Responsabile dell’organizzazione di Laltralombardia è Mariella Megna, 50 anni, funzionaria della Regione Lombardia. Su Register.it il sito è intestato come Maria Megna. La sede a San Bassano, provincia di Cremona. Mariella Megna si è candidata più volte alle amministrative in Lombardia. La sua è una vita a stretto contatto con la pubblica amministrazione: in Regione “da circa 20 anni”, è scritto nel suo curriculum online, “ha maturato diverse esperienze sia in consiglio regionale dove era assistente in aula, che nella sede della Regione a Pavia come responsabile amministrativa… quindi presso la presidenza della giunta a Milano come responsabile della comunicazione e informazione sulle attività della Regione e dell’Unione europea”. Sei mesi fa con un collaboratore di Laltralombardia, Mariella Megna ha fondato il sindacato Al cobas-cub di cui è dirigente.

Autoprol, un altro sito che ha rilanciato la solidarietà ai compagni che rischiano per ‘ideali forti’, è intestato a Diego Negri, la sede a Parma. È il punto di riferimento on line di un grosso gruppo di fuoriusciti dalla federazione bolognese del partito di Oliviero Diliberto. Tra gli otto indirizzi, c’è anche Pane e rose, un sito di discussione politica. L’intestatario è Aldo Romaro di Padova. Romaro è il coordinatore per il Veneto del Partito comunista dei lavoratori, il movimento di Marco Ferrando candidato al Senato per Rifondazione ed escluso dopo le sue dichiarazioni sull’attentato di Nassiriya. Informa-azione di Torino avverte i suoi lettori: “Gli interventi qui pubblicati… non necessariamente rispecchiano il pensiero politico dei gestori”. Gli altri sono il sito del centro sociale Gramigna di Padova, Senzacensura di Reggio Emilia, il Comitato contro la repressione di Pisa sul dominio Geocities di Yahoo e il blog Rottaproletaria registrato a Firenze.

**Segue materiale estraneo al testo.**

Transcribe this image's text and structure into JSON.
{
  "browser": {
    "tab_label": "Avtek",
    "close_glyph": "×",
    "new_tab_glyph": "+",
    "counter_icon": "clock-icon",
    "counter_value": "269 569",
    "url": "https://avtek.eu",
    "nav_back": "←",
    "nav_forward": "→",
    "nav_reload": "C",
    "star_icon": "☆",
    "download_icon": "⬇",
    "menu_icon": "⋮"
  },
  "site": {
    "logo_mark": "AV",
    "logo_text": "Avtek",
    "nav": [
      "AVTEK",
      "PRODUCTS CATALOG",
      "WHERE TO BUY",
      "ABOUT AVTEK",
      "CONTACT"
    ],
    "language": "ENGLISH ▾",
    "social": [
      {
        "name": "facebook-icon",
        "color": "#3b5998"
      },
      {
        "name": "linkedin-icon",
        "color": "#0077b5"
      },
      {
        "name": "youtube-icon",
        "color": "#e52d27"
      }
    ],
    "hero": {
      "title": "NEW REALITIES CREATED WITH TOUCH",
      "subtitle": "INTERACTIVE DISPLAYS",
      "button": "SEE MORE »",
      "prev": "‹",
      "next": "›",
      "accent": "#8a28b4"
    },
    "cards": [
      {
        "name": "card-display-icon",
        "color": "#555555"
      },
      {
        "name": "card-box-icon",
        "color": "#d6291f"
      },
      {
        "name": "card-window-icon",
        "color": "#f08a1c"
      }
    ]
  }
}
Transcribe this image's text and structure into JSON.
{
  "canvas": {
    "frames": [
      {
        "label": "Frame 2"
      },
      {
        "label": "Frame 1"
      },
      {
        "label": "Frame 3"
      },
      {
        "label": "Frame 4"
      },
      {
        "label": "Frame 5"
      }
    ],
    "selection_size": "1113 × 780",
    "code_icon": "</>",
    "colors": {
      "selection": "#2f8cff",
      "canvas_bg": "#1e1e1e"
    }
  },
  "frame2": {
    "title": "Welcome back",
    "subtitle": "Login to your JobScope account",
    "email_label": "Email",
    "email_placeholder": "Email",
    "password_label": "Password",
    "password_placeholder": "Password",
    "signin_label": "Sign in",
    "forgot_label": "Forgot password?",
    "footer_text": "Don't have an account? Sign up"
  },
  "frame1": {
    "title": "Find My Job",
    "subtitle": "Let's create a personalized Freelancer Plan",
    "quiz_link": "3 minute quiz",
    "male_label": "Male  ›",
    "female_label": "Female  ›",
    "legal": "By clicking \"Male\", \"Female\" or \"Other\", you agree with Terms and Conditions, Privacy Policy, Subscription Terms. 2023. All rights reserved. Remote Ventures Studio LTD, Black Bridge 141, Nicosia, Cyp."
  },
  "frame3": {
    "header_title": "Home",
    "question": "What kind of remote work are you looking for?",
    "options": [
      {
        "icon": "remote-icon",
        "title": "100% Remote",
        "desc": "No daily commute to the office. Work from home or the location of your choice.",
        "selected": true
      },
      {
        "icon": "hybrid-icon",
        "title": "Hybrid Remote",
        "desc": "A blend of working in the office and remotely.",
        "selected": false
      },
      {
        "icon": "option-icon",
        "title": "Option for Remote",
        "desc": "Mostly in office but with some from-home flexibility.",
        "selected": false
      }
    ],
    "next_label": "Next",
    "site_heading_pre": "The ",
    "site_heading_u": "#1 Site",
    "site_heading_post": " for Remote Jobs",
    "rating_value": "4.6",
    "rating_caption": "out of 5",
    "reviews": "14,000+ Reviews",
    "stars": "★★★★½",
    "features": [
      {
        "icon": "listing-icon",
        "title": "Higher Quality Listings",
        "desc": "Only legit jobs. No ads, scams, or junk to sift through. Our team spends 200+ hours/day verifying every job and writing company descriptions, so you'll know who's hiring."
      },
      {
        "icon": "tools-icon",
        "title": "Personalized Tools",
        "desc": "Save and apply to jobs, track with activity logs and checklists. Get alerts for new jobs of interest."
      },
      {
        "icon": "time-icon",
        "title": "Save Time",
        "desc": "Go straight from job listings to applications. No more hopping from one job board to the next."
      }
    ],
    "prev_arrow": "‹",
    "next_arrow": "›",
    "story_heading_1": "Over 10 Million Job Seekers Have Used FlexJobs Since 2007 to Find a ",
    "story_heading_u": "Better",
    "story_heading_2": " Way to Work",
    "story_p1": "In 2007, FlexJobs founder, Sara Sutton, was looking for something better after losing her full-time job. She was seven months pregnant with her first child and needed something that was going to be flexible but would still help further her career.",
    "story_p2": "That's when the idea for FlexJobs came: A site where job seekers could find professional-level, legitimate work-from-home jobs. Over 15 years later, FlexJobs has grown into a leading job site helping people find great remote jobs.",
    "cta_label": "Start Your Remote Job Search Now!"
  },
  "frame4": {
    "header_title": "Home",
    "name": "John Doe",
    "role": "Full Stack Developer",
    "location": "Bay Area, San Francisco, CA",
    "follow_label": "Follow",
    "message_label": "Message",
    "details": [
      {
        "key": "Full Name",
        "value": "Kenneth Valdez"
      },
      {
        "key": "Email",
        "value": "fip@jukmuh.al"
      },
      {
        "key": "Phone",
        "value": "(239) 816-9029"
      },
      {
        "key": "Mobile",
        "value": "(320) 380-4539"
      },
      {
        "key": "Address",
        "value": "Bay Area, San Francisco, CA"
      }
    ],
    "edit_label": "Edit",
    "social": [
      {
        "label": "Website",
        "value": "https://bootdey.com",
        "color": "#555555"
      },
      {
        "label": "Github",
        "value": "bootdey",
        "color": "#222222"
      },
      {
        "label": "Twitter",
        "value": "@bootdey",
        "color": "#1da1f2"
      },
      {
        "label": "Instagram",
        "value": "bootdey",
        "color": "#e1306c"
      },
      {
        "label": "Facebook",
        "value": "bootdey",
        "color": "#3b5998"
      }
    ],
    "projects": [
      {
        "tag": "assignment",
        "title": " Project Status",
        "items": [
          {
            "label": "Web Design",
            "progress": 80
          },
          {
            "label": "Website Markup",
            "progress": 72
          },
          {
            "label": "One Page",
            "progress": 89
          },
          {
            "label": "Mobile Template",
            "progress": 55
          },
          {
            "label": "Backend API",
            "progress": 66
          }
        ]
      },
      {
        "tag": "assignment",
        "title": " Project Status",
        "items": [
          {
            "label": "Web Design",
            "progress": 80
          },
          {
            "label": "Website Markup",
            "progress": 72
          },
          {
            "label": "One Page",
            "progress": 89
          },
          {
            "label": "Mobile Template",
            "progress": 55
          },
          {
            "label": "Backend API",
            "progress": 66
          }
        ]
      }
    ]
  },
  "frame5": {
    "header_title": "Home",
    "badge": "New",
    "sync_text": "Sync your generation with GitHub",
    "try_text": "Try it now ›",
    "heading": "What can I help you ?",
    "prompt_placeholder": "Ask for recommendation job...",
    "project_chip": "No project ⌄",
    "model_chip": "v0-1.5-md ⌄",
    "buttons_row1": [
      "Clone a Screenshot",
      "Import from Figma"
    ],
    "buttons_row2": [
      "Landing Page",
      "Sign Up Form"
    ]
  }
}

Secondo i messaggi che corrono su Internet, la precarietà del lavoro aumenterebbero le simpatie verso chi ha scelto la lotta armata. Maurizio Laudi, procuratore aggiunto a Torino, non vede alcun legame: “Perché la scelta brigatistica, fortunatamente assai minoritaria, risponde all’idea di fondo che la situazione sociale ed economica non possa essere modificata attraverso le forme della politica parlamentare e del conflitto sindacale. La diffusione molto più facile dei messaggi attraverso Internet invece può rappresentare un fattore di rischio: nel senso di un ampliamento della fascia di persone che possono recepire il contenuto di una violenta contrapposizione al sistema. Anche se non necessariamente tutte le azioni violente devono passare attraverso al sigla delle Brigate rosse”.